TERAMO – Il Gip dell’Aquila, del Tribunale dei minori, ha deciso: i due ragazzi rom minorenni accustati di omicidio preterintenzionale per la morte di Antonio De Meo, lo studente cameriere ucciso a pugni la notte tra domenica e lunedì scorsi, rsteranno in carcere. Dopo l’interrogatorio di oggi sono stati trasferiti nel carcere minorile di Roma (sin qui era stati nel centro di prima accoglienza di Ancona). I legali dei due avevano chiesto i domicialiri, che non sono stati concessi per il rischio che il reato venga reiterato e per l’allarme sociale che il fatto ha determinato. Intanto l’autopsia, i cui risultati andranno studiati nei giorni a venire, ha rivelato che i pugni inferti a De Meo sono stati più dei tre dichiarati.
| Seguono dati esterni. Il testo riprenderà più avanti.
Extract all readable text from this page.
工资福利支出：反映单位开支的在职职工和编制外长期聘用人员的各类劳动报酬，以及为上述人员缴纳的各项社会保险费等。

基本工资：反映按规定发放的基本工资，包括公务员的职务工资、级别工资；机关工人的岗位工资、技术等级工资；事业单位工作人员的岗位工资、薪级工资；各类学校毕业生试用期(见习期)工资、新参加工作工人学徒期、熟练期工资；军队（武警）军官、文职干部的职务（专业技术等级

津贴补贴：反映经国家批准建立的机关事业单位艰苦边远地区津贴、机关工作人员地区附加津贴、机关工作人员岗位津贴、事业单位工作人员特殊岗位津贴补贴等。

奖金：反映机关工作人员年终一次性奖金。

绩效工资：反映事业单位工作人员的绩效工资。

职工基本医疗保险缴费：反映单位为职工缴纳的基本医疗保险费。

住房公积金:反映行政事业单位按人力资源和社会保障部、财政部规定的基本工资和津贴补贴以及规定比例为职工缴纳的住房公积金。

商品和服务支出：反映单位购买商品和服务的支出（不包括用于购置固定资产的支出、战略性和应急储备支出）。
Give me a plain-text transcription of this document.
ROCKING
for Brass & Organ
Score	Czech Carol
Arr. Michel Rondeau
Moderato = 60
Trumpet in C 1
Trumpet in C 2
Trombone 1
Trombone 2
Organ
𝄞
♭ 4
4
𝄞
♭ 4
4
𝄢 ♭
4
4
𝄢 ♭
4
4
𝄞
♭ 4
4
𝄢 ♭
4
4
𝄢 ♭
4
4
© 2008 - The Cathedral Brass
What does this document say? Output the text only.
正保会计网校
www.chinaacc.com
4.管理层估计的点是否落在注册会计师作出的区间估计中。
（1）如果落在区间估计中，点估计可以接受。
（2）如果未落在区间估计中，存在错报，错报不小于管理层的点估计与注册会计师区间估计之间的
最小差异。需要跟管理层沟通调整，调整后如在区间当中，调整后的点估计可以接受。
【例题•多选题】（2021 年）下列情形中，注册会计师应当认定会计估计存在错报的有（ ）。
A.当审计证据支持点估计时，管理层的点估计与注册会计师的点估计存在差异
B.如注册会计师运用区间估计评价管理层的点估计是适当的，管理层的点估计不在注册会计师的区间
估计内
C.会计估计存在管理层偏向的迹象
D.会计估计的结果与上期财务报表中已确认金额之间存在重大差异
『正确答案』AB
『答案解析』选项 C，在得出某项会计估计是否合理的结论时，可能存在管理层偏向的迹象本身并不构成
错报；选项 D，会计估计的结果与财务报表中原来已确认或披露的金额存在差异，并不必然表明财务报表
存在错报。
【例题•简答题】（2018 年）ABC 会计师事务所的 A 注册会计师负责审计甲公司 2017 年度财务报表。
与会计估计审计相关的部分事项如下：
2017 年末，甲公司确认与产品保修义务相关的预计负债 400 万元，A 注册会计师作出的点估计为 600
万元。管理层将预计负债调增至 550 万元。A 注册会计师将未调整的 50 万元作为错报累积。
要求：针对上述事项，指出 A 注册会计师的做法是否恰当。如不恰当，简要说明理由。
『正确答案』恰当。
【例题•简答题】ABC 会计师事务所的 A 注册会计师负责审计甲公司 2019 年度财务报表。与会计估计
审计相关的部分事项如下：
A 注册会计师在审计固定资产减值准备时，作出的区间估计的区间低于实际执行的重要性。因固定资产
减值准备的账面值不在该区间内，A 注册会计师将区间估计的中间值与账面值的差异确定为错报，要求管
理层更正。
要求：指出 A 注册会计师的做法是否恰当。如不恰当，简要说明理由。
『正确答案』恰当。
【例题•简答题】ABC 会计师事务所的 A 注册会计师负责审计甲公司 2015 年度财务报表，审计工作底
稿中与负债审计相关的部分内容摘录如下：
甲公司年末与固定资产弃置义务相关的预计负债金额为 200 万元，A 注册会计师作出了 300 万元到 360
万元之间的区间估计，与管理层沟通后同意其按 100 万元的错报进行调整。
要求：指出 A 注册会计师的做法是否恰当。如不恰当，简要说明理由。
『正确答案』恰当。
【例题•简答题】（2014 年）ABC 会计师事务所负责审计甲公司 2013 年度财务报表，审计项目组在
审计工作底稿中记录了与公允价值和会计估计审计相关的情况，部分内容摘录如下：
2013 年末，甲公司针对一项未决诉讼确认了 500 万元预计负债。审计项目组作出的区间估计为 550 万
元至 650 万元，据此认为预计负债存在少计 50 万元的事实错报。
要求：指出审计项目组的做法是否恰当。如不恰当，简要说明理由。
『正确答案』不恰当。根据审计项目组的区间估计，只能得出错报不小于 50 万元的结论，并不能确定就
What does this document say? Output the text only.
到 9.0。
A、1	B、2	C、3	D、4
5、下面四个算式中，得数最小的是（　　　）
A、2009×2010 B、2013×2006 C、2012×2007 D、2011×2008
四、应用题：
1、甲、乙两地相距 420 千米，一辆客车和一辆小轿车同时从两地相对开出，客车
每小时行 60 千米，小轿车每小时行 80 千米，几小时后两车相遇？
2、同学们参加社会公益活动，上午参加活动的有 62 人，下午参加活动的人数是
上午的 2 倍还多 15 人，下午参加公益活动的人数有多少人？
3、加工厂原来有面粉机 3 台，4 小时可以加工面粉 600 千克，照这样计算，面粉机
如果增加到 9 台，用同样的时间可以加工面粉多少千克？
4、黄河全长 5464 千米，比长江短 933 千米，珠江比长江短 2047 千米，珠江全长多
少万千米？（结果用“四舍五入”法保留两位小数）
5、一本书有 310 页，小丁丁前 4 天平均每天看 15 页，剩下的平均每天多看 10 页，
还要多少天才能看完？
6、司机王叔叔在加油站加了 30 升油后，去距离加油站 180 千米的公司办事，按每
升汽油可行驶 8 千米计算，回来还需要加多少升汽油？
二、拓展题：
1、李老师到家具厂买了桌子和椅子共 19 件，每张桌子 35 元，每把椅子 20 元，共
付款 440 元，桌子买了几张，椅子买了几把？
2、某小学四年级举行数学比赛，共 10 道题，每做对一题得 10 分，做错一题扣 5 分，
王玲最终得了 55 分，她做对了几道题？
Nel corso dell’interrogatorio i giovani accusati dell’uccisione hanno insistito sulla lite che si era scatenata, legandola, come è noto già dalle prime ore, alla bicicletta che Antonio De Meo cercava. Domania Castel di lama, paese dell’ascolano in cui viveva Antonio DeMeo, si celebreranno i funerali, a cui parteciperà anche una delegazione del Comune di Martinsicuro.